Surface Normals

First, let’s get ourselves a surface normal so we can shade. This is a vector that is perpendicular to the surface, and by convention, points out.

This part is corresponding to Ray Tracing In One Weekend: Surface Normals and Multiple Objects.

Hit sphere

function HitSphere(center: Vector3, radius: number, ray: Ray) {

For a sphere, the normal is in the direction of the hitpoint minus the center.

oc: origin to center

    const oc = ray.origin.clone().sub(center);

To get points of intersection, we need to solve the quadratic equation:

$\begin{cases}A & \text{origin}\\B & \text{direction} \\C & \text{center} \\ t & \text{distance from origin to intersection}\end{cases}$

$t^2 \cdot dot(B,B) + 2t \cdot dot(B,A-C) + dot(A-C,A-C) - R^2 = 0$

    const a = ray.direction.dot(ray.direction);
    const b = 2.0 * oc.dot(ray.direction);
    const c = oc.dot(oc) - radius * radius;

Let’s assume the closest hit point (smallest t):

    const Δ = b * b - 4 * a * c;
    if (Δ < 0) {
        return null;
    }
    return (-b - Math.sqrt(Δ)) / (2.0 * a);
}

Generate color

function GenerateColor(ray: Ray, hitSphere: (center: Vector3, radius: number, ray: Ray) => number | null) {

    const center = new Vector3(0, 0, 1);
    const radius = 0.5;

const intersection = hitSphere(center, radius, ray);
    if (intersection != null) {

Let’s just visualize the normals with a color map. A common trick used for visualizing normals (because it’s easy and somewhat intuitive to assume N is a unit length vector — so each component is between −1 and 1) is to map each component to the interval from 0 to 1, and then map x/y/z to r/g/b.

To get the same color as that in Ray Tracing In One Weekend, we need to deal with coordinate conversion: $y$ -> $-y$ and $z$ -> $-z$.

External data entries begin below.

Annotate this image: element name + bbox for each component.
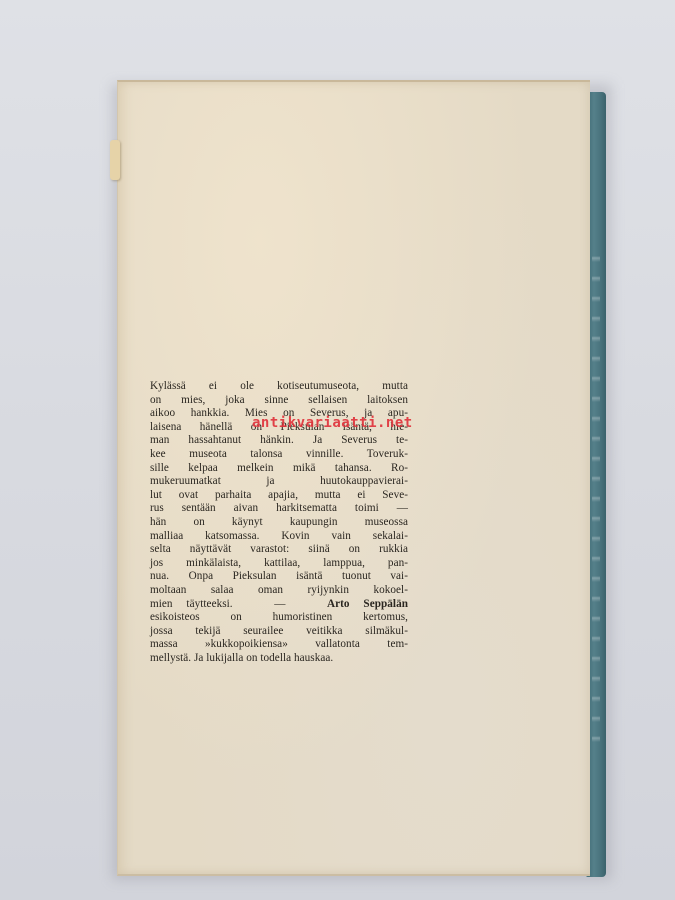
cover-tear: [110, 140, 120, 180]
blurb-line: malliaa katsomassa. Kovin vain sekalai-: [150, 530, 408, 544]
blurb-line: mukeruumatkat ja huutokauppavierai-: [150, 475, 408, 489]
blurb-line: kee museota talonsa vinnille. Toveruk-: [150, 448, 408, 462]
blurb-author-line: mien täytteeksi. — Arto Seppälän: [150, 598, 408, 612]
blurb-line: lut ovat parhaita apajia, mutta ei Seve-: [150, 489, 408, 503]
blurb-line: mien täytteeksi.: [150, 598, 233, 610]
blurb-line: jossa tekijä seurailee veitikka silmäkul…: [150, 625, 408, 639]
blurb-line: Kylässä ei ole kotiseutumuseota, mutta: [150, 380, 408, 394]
blurb-line: man hassahtanut hänkin. Ja Severus te-: [150, 434, 408, 448]
blurb-line: jos minkälaista, kattilaa, lamppua, pan-: [150, 557, 408, 571]
blurb-line: selta näyttävät varastot: siinä on rukki…: [150, 543, 408, 557]
blurb-line: mellystä. Ja lukijalla on todella hauska…: [150, 652, 408, 666]
em-dash: —: [274, 598, 285, 610]
blurb-line: rus sentään aivan harkitsematta toimi —: [150, 502, 408, 516]
blurb-line: on mies, joka sinne sellaisen laitoksen: [150, 394, 408, 408]
blurb-line: esikoisteos on humoristinen kertomus,: [150, 611, 408, 625]
blurb-line: hän on käynyt kaupungin museossa: [150, 516, 408, 530]
watermark: antikvariaatti.net: [252, 415, 413, 431]
blurb-line: sille kelpaa melkein mikä tahansa. Ro-: [150, 462, 408, 476]
blurb-line: moltaan salaa oman ryijynkin kokoel-: [150, 584, 408, 598]
blurb-line: massa »kukkopoikiensa» vallatonta tem-: [150, 638, 408, 652]
blurb-line: nua. Onpa Pieksulan isäntä tuonut vai-: [150, 570, 408, 584]
author-name: Arto Seppälän: [327, 598, 408, 610]
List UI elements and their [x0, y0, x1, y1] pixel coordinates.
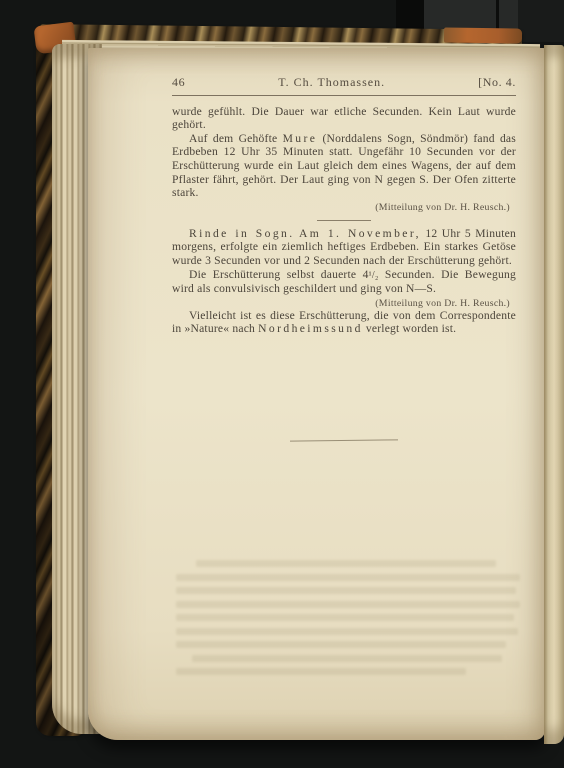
ghost-line	[196, 560, 496, 567]
ghost-line	[176, 628, 518, 635]
paragraph-continuation: wurde gefühlt. Die Dauer war etliche Sec…	[172, 105, 516, 132]
ghost-line	[176, 587, 516, 594]
section-divider	[317, 220, 371, 221]
paragraph-duration: Die Erschütterung selbst dauerte 4¹/₂ Se…	[172, 268, 516, 296]
leather-corner-right	[444, 27, 522, 43]
attribution-note: (Mitteilung von Dr. H. Reusch.)	[172, 202, 516, 213]
page-content: 46 T. Ch. Thomassen. [No. 4. wurde gefüh…	[172, 76, 516, 441]
running-title: T. Ch. Thomassen.	[278, 76, 385, 90]
ghost-line	[176, 614, 514, 621]
paragraph-mure: Auf dem Gehöfte Mure (Norddalens Sogn, S…	[172, 132, 516, 200]
ghost-line	[176, 574, 520, 581]
ghost-line	[176, 601, 520, 608]
page-header: 46 T. Ch. Thomassen. [No. 4.	[172, 76, 516, 96]
ghost-line	[192, 655, 502, 662]
ghost-line	[176, 668, 466, 675]
show-through-text	[176, 560, 522, 682]
ghost-line	[176, 641, 506, 648]
issue-number: [No. 4.	[478, 76, 516, 90]
paragraph-vielleicht: Vielleicht ist es diese Erschütterung, d…	[172, 309, 516, 336]
page-fold-right	[544, 45, 564, 744]
book-photo: 46 T. Ch. Thomassen. [No. 4. wurde gefüh…	[0, 0, 564, 768]
attribution-note: (Mitteilung von Dr. H. Reusch.)	[172, 298, 516, 309]
page-number: 46	[172, 76, 185, 90]
paragraph-rinde: Rinde in Sogn. Am 1. November, 12 Uhr 5 …	[172, 227, 516, 268]
background-corner	[518, 0, 564, 42]
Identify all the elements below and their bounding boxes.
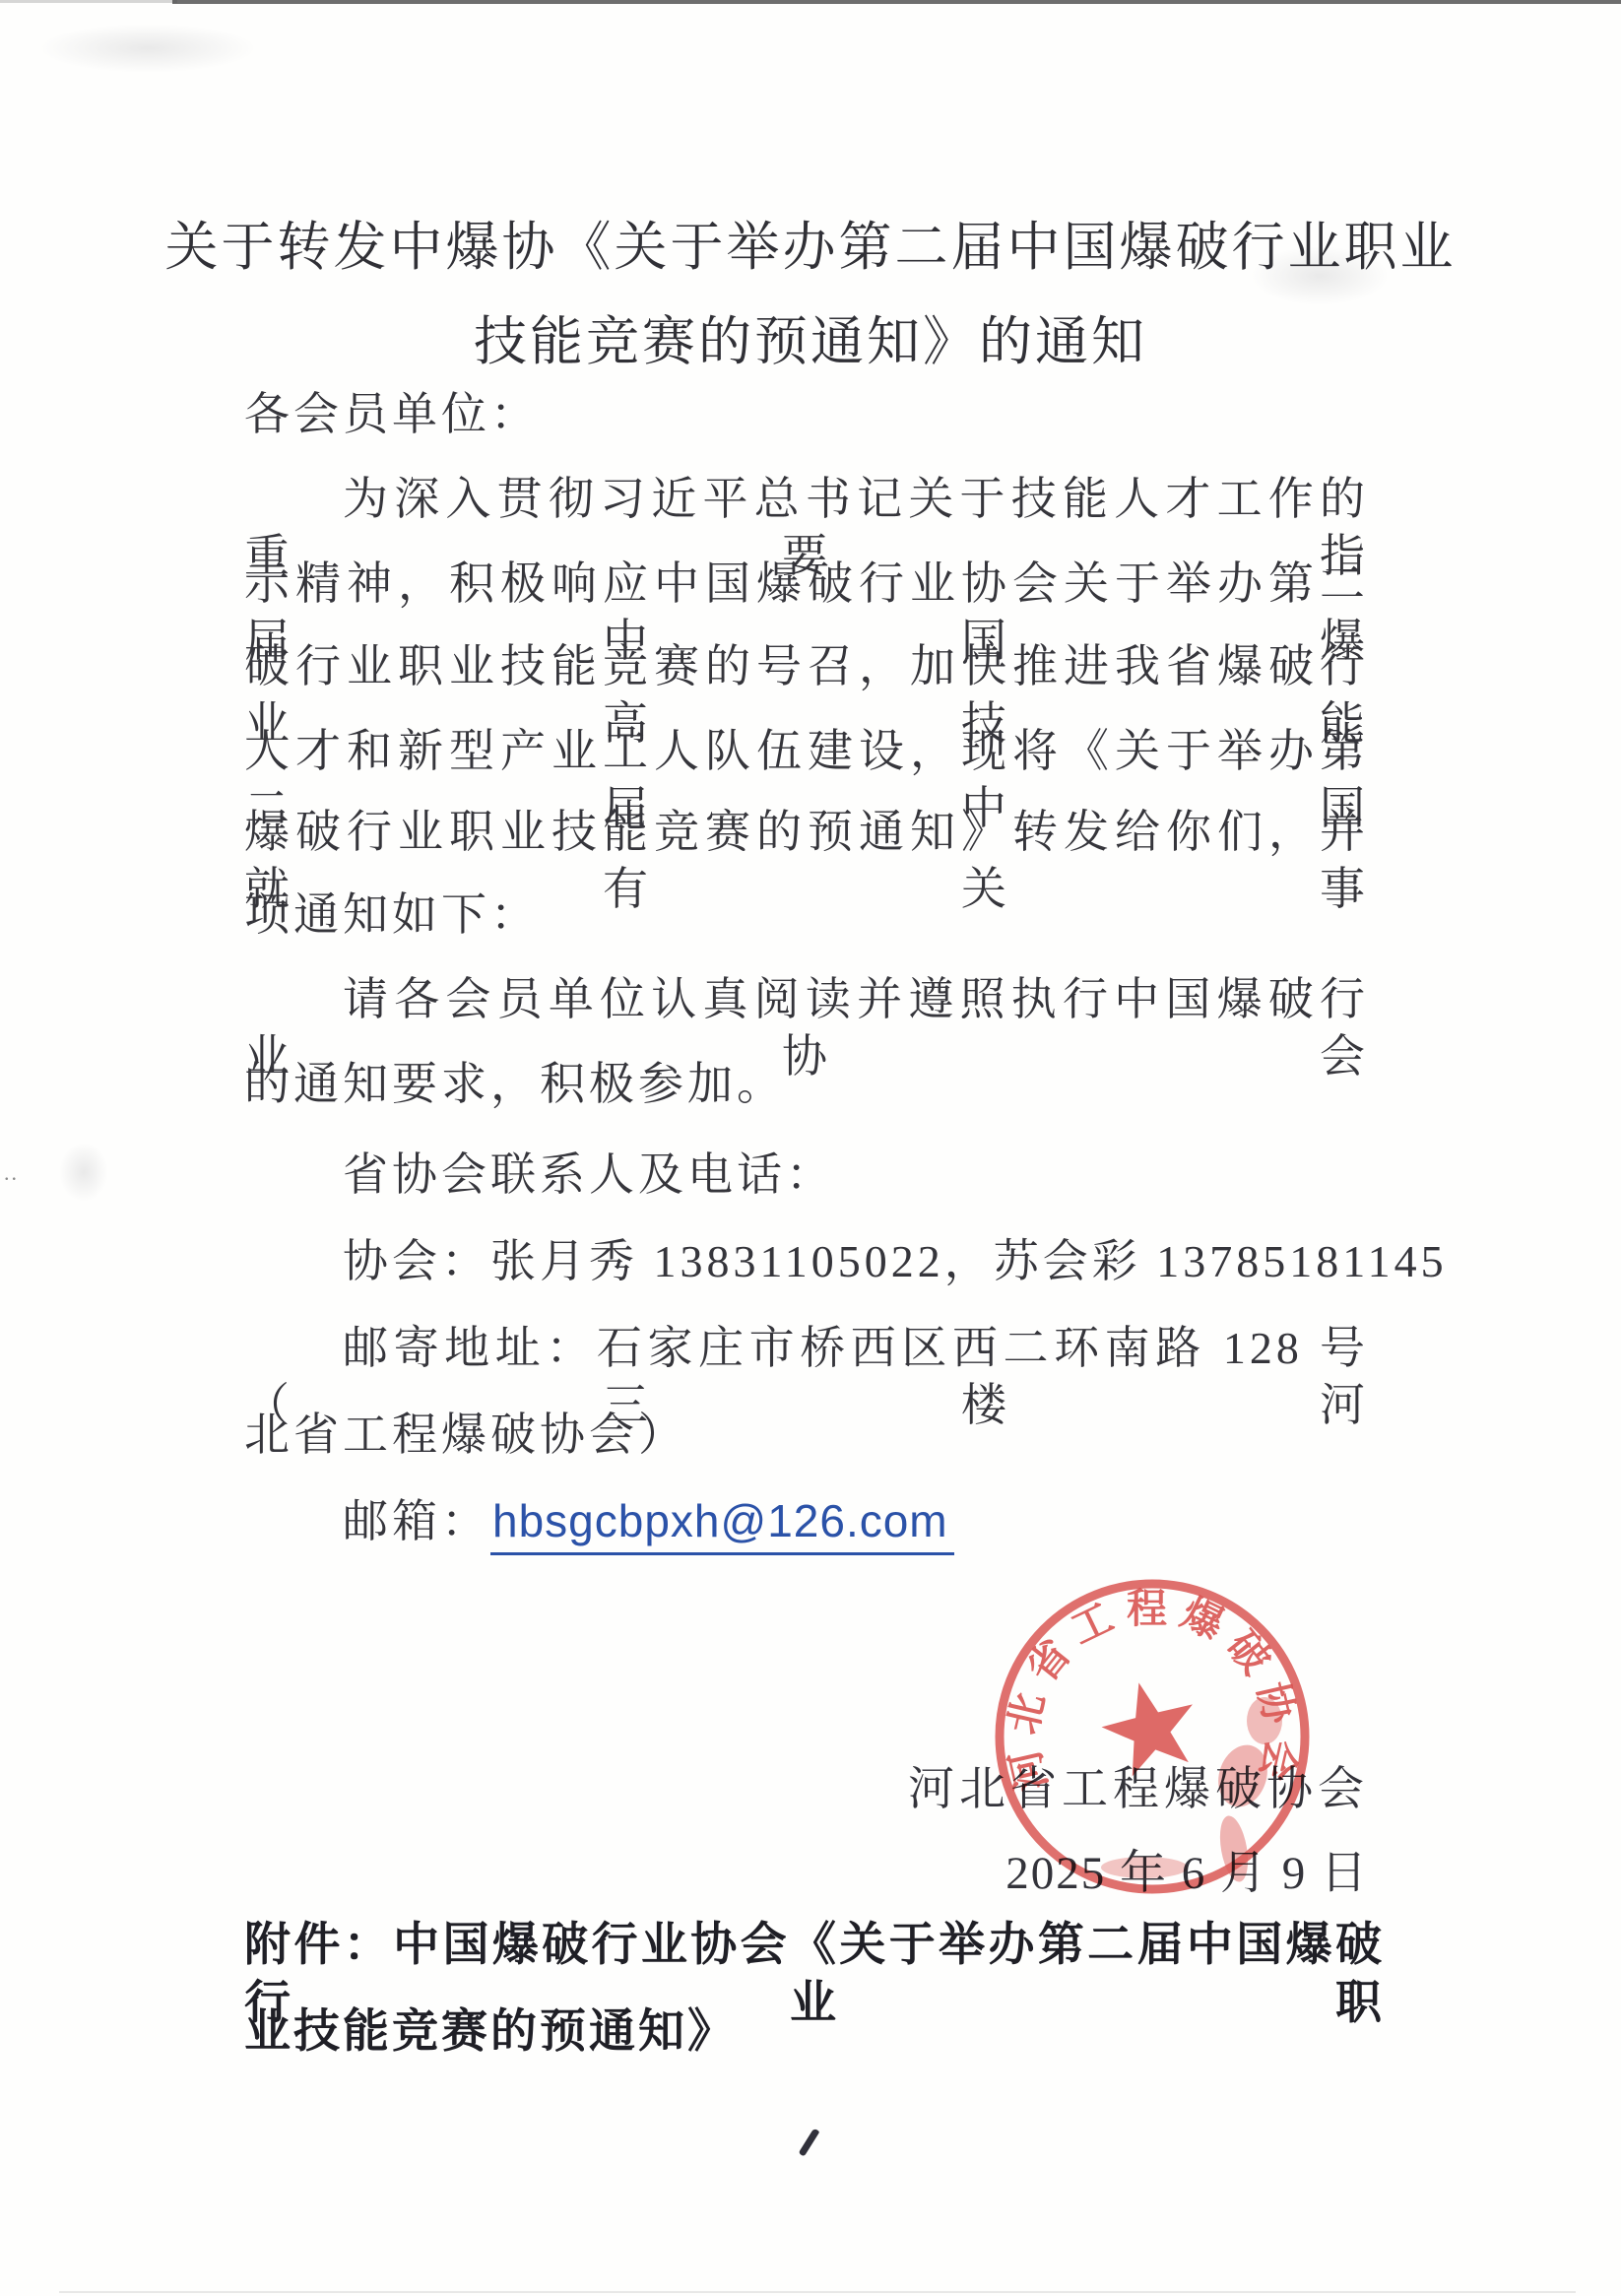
scan-edge-artifact-bottom bbox=[59, 2291, 1576, 2293]
body-line-6: 项通知如下： bbox=[244, 886, 1369, 944]
document-title-line-1: 关于转发中爆协《关于举办第二届中国爆破行业职业 bbox=[0, 215, 1621, 282]
document-title-line-2: 技能竞赛的预通知》的通知 bbox=[0, 309, 1621, 376]
salutation: 各会员单位： bbox=[244, 386, 1369, 443]
stamp-ink-blotch bbox=[1101, 1857, 1188, 1878]
contact-phones: 协会：张月秀 13831105022，苏会彩 13785181145 bbox=[244, 1233, 1369, 1290]
attachment-line-2: 业技能竞赛的预通知》 bbox=[244, 2003, 1385, 2062]
contact-email-row: 邮箱：hbsgcbpxh@126.com bbox=[244, 1493, 1369, 1550]
scan-edge-artifact-left bbox=[0, 0, 177, 3]
email-label: 邮箱： bbox=[343, 1496, 490, 1546]
email-link[interactable]: hbsgcbpxh@126.com bbox=[490, 1495, 954, 1555]
scan-speck: .. bbox=[4, 1160, 19, 1186]
scan-edge-artifact bbox=[172, 0, 1621, 4]
official-seal-stamp: 河北省工程爆破协会 bbox=[985, 1571, 1320, 1906]
scan-smudge bbox=[39, 24, 256, 73]
scan-smudge bbox=[59, 1143, 108, 1202]
stray-pen-mark bbox=[799, 2128, 820, 2156]
contact-heading: 省协会联系人及电话： bbox=[244, 1147, 1369, 1204]
contact-address-line-2: 北省工程爆破协会） bbox=[244, 1407, 1369, 1464]
document-page: .. 关于转发中爆协《关于举办第二届中国爆破行业职业 技能竞赛的预通知》的通知 … bbox=[0, 0, 1621, 2296]
stamp-ink-blotch bbox=[1247, 1697, 1282, 1744]
body-line-8: 的通知要求，积极参加。 bbox=[244, 1056, 1369, 1113]
star-icon bbox=[1093, 1672, 1205, 1781]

        const normal = ray
            .at(intersection, new Vector3())
            .sub(center)
            .normalize();
            
        return new Vector3(
            0.5 * (normal.x + 1),
            0.5 * (-normal.y + 1),
            0.5 * (-normal.z + 1)
        );
    }

    const unitDirection = ray.direction.clone().normalize();
    const t = 0.5 * (unitDirection.y + 1);
    const blend = new Vector3(0.5, 0.7, 1.0).lerp(new Vector3(1, 1, 1), t);
    return blend;
}

function RenderImage(canvas: HTMLCanvasElement, generateColor: (ray: Ray) => Vector3) {
    const topLeftCorner = new Vector3(-2, -1, 1);
    const horizontal = new Vector3(4, 0, 0);
    const vertical = new Vector3(0, 2, 0);
    const origin = new Vector3(0, 0, 0);

    const width = canvas.width;
    const height = canvas.height
    const context = canvas.getContext('2d');
    const imageData = context.getImageData(0, 0, width, height);

    for (let x = 0; x < width; ++x) {
        for (let y = 0; y < height; ++y) {

            const u = x / width;
            const v = y / height;
            const direction = topLeftCorner.clone()
                .addScaledVector(horizontal, u)
                .addScaledVector(vertical, v);

            const ray = new Ray(origin, direction);
            const color: Vector3 = generateColor(ray);

            const n = (y * width + x) * 4;
            imageData.data[n] = color.x * 255;
            imageData.data[n + 1] = color.y * 255;
            imageData.data[n + 2] = color.z * 255;
            imageData.data[n + 3] = 255;
        }
    }
    context.putImageData(imageData, 0, 0);
}

Result

import { onMount } from 'svelte';
import { Vector3, Ray, Sphere } from 'three';

export default function Section() {
    let canvas: HTMLCanvasElement;
    onMount(() => {
        function hitSphere(center: Vector3, radius: number, ray: Ray) {
            //@ts-ignore
            <HitSphere />;
        }

        function generateColor(ray: Ray) {
            //@ts-ignore
            <GenerateColor />;
        };

        //@ts-ignore
        <RenderImage />;
    });

    let width = 600;
    let height = 300;

    <div class="container">
        <canvas bindRef={canvas} width={width} height={height}></canvas>
    </div>
}